By this morning flakes were actually sticking to the ground!!

Yup, no denying now....winter is on it's way...

The sounds of sled runners on snow, the crunch of snow underfoot on cold winters mornings, beautiful pristine white landscapes......I love it all.

Yet this morning my one thought was...

ACK!!!! Where did summer go!!!!????? I'm not ready for winter yet!!!!

...BUT I'm still smiling!!!!! Dasher is too!!!

Thursday 21 October 2010

Baled Out

Straw bales are an important part of winter survival gear for us country folk. Most years my very thoughtful neighbours across the highway give me enough straw bales to get me through the season, but since they didn't put any crops in this year we were on our own this time. Well, that is until 'Other Side of the Valley' Lisa put together a little straw co-op. Five of us got together and purchased 120 bales.

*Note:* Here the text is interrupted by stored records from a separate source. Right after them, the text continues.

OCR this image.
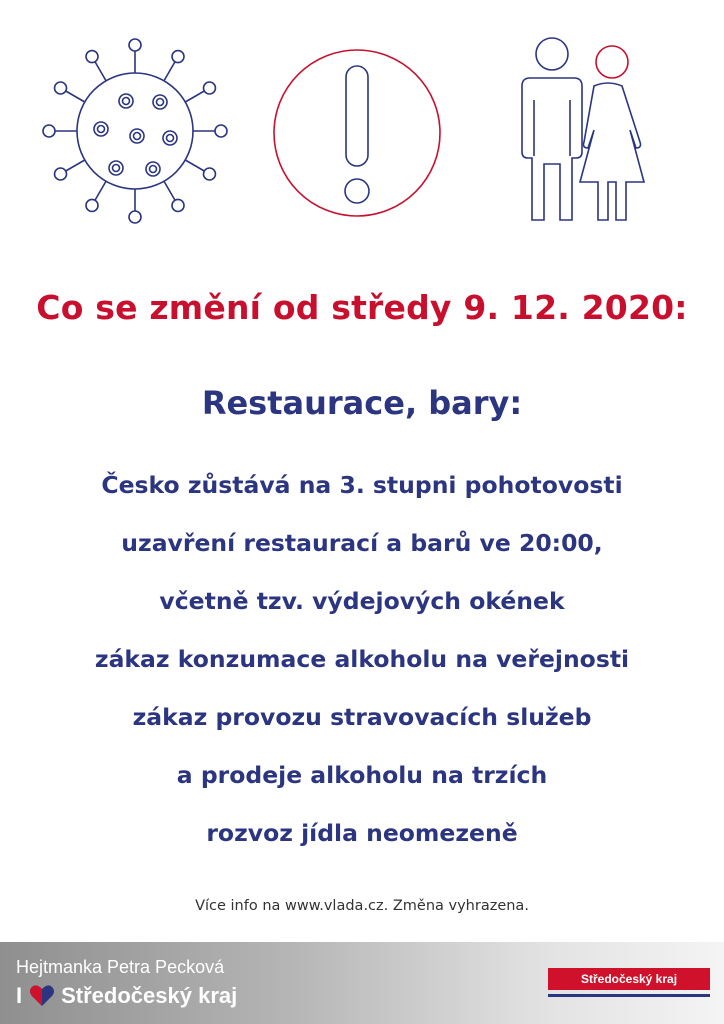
Co se změní od středy 9. 12. 2020:
Restaurace, bary:
Česko zůstává na 3. stupni pohotovosti
uzavření restaurací a barů ve 20:00,
včetně tzv. výdejových okének
zákaz konzumace alkoholu na veřejnosti
zákaz provozu stravovacích služeb
a prodeje alkoholu na trzích
rozvoz jídla neomezeně
Více info na www.vlada.cz. Změna vyhrazena.
Hejtmanka Petra Pecková
I Středočeský kraj
Středočeský kraj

"Many hands make light work."
-John Heywood
Lisa has a pretty messed up back, so she was assigned the job of counting!

One hundred and twenty bales ready to roll!

Our 'take' was 30 bales. Ten of those will insulate the water line to the garage and the other 20 will be keeping the dogs warm and cozy for the winter!

Lisa will be using her 30 for her dogs and her sheep.

In addition Eve and Sandy's horses will be warm for the winter, as will Stacey's dogs and garden!!

One more 'pre-winter' task checked off on the list!!

Wednesday 20 October 2010

Moving To A New Neighbourhood And Meeting TheLocals

We did a bit of rearranging in the yard yesterday and when it was all said and done Sherwood found himself out on a stakeout chain.

One of the first things you should do when you move to a new neighourhood is to get to know the locals.

Seems like a pretty friendly place!!!